On comprendra mieux alors l’intérêt qu'il porta notamment aux écrits de Deleuze, par son refus d'un espace centré et unitaire, son rejet d'une pensée qui émergerait d'une histoire construite à partir d' une racine ou d'un socle pour, au contraire, capter toutes les incidences qui viendraient dilater l'espace, le fractionner par l’ajout d'une multitude de figures minuscules qui le criblent comme pour en faire éradiquer ou irradier le sens.

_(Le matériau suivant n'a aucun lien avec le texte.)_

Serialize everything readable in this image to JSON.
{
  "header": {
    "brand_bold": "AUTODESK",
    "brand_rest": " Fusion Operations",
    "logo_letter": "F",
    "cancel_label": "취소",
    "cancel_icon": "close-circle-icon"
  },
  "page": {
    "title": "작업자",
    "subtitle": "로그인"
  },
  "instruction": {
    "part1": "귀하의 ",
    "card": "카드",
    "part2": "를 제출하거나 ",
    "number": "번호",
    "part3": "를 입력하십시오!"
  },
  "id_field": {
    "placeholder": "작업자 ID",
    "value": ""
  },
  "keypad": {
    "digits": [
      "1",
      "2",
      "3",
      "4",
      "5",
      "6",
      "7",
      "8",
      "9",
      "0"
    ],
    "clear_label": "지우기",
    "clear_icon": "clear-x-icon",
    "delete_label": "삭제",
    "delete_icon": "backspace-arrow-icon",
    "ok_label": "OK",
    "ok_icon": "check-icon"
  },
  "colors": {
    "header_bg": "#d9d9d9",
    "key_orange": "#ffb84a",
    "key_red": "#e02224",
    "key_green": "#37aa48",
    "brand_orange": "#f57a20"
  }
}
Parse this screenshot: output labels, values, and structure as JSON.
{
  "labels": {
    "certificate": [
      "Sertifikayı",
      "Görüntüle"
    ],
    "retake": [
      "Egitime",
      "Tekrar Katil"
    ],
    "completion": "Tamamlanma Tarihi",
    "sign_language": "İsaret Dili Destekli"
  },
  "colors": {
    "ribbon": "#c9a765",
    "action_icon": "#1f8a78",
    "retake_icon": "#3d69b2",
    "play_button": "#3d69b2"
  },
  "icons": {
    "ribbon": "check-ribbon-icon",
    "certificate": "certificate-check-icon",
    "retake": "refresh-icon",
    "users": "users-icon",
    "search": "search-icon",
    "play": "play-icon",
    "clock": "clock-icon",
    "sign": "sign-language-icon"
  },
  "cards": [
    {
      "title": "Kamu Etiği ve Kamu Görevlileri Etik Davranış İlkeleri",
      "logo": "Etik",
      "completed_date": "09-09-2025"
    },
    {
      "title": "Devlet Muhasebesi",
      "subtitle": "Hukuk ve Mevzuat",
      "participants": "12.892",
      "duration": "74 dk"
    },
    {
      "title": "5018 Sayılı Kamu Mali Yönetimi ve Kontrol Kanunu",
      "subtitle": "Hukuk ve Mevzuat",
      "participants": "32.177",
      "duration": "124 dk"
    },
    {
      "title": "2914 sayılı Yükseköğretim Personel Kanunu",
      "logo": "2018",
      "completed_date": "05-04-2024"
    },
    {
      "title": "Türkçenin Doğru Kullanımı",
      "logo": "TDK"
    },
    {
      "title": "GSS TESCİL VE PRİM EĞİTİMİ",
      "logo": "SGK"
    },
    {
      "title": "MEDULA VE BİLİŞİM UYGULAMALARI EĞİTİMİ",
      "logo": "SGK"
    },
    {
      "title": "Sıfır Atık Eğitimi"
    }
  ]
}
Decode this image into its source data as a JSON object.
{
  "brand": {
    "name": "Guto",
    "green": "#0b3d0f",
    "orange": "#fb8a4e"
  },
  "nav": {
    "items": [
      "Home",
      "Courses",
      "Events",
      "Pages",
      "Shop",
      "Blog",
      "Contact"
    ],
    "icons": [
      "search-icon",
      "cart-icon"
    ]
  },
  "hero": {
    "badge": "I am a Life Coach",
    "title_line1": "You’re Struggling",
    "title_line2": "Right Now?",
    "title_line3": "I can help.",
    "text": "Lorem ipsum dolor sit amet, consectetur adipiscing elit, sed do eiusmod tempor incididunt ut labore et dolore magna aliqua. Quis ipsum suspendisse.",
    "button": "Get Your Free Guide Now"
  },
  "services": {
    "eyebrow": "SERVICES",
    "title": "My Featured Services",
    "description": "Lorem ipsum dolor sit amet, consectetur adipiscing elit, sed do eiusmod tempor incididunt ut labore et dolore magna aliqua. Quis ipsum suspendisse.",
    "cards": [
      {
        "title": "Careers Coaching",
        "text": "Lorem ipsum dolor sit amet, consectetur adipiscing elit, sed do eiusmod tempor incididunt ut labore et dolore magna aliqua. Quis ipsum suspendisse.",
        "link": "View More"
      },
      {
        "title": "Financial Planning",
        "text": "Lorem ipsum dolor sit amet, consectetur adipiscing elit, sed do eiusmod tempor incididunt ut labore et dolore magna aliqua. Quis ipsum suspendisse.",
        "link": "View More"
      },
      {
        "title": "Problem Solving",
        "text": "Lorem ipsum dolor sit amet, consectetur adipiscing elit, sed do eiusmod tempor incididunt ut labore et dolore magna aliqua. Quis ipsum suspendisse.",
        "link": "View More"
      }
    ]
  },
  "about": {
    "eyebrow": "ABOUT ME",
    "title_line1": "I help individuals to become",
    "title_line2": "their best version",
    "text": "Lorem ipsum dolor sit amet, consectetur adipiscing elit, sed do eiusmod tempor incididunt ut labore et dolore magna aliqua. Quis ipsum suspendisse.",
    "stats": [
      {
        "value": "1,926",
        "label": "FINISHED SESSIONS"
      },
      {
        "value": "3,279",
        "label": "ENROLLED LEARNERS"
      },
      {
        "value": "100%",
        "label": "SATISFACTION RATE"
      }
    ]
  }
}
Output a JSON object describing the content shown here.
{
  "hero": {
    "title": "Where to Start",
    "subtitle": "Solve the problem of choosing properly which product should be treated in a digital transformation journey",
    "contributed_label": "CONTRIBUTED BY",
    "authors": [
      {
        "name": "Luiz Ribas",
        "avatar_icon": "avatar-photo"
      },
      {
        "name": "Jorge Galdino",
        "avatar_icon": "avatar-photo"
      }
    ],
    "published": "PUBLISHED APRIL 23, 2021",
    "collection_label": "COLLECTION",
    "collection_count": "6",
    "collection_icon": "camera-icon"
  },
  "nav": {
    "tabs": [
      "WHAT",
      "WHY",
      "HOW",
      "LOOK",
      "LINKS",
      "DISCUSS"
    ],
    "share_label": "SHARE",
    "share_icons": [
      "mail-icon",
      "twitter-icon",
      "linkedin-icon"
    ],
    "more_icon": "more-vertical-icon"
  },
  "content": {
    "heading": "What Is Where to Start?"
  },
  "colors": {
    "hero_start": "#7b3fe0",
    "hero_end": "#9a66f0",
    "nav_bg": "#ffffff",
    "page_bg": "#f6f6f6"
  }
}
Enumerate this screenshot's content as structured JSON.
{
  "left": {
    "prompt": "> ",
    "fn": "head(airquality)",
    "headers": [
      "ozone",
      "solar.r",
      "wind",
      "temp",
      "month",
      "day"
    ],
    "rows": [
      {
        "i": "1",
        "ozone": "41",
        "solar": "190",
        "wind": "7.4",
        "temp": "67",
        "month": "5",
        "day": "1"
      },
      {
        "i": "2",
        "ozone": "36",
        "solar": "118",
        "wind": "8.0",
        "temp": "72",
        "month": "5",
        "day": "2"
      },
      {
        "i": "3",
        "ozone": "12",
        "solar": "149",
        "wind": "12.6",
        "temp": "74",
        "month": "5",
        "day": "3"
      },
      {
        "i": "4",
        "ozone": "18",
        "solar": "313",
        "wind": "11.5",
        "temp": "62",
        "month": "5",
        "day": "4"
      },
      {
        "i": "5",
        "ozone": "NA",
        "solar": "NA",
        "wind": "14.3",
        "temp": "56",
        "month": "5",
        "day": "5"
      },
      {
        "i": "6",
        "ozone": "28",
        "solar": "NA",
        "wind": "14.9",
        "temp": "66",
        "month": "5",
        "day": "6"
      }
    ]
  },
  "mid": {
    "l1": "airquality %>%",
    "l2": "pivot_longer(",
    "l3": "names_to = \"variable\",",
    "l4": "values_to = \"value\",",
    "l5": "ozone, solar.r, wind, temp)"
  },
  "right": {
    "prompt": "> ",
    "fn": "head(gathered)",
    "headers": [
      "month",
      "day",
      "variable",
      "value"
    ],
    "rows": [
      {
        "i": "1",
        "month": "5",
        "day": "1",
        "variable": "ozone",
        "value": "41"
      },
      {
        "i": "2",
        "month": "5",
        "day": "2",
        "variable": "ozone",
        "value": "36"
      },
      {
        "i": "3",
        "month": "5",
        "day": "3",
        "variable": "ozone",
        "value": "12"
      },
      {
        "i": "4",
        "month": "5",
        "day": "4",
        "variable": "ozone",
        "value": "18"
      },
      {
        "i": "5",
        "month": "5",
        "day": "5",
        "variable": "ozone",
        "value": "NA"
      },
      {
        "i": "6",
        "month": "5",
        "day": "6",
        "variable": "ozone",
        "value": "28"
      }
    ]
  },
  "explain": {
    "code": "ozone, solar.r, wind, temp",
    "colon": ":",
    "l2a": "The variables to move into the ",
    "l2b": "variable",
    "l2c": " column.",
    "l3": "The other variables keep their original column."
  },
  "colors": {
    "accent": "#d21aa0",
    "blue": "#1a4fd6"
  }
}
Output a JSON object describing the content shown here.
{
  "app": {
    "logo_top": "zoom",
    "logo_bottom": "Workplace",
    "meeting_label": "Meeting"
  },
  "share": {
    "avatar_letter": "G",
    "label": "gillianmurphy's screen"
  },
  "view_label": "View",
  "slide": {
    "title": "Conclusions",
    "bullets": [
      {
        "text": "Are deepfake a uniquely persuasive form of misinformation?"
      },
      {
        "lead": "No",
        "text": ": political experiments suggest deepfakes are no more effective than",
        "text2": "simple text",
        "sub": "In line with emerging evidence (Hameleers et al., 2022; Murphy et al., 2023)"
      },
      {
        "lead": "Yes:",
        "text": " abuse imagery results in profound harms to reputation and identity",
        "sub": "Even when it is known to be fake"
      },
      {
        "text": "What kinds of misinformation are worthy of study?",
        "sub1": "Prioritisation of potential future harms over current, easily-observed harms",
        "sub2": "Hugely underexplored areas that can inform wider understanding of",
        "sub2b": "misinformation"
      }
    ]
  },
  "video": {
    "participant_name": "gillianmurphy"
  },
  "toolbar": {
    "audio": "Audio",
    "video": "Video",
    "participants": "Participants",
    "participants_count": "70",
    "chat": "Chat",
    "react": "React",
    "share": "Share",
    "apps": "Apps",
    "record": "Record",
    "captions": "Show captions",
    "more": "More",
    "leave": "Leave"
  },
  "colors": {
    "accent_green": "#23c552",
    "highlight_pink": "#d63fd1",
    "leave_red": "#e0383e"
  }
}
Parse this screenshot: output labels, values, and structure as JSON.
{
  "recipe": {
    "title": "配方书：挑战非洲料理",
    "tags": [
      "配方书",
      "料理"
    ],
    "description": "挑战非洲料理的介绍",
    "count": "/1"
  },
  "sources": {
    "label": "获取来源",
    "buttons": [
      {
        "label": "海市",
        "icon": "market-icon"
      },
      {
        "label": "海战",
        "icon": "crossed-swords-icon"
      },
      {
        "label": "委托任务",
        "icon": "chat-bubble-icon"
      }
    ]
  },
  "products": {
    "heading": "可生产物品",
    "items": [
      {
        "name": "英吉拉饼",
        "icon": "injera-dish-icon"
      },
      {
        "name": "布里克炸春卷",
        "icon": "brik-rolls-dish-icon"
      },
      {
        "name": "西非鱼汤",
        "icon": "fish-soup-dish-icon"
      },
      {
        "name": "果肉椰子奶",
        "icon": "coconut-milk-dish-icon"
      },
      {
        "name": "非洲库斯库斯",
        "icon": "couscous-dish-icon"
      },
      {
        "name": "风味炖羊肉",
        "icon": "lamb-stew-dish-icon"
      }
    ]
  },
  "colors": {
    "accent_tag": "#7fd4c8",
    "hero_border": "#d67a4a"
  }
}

Baruchello est le poète d'une œuvre rieuse, ouverte sur le réel et pacifiée. S'il parle écologie, il ne le fait pas dans le misérabilisme des déchets, par un engagement factice et une récupération muséale. Il le fait par exemple de 1973 en 1983 en fondant au centre de l'Italie une ferme autonome aux activités multiples. Il sait alors comme personne articuler le réel à une fiction quand il crée une fausse société, Artifex, censée tout commercialiser. Et il joue alors de l'interactivité du producteur, de l'artiste et du consommateur. A l'image de son œuvre, Barucchello est un personnage mouvant et insaisissable. Né en 1924 à Livourne, il traverse l'ensemble des mouvements d'avant-garde de son époque. L'art est pour lui une manière de vivre, un témoignage, une expérience qui s'opère sur le monde. L'art doit être saisi dans la multiplicité de ses formes et par les contradictions les plus retorses de son contenu. L'artiste est le producteur d'une œuvre qu'il transcende par la pluralité des approches qu'elle suppose. Aussi est-il tout à la fois poète, peintre, cinéaste et tout simplement militant de la vie dans son sens le plus large.

Sa rencontre avec Matta en 1960 à Paris témoigne des influences du peintre et de sa liberté vis à vis du surréalisme. Une peinture aux volumes denses qui tranche avec la fragmentation de l'espace et l'émiettement de l'image qui deviendront plus tard la marque de fabrique de l'artiste. Car très vite il rencontre Marcel Duchamp et John Cage. Il s'ouvre alors à de multiples expériences visuelles et sonores à travers le cinéma et la fabrication d'images animées. L’œuvre de Baruchello se condense dans ce patchwork fascinant d'un face à face entre des brides de discours et de styles, des multitudes de récits qui se croisent, des figures qui surgissent aussi vite qu'elles disparaissent mais l'ensemble demeure toujours en suspens aux lisière de l'humour et de l'engagement.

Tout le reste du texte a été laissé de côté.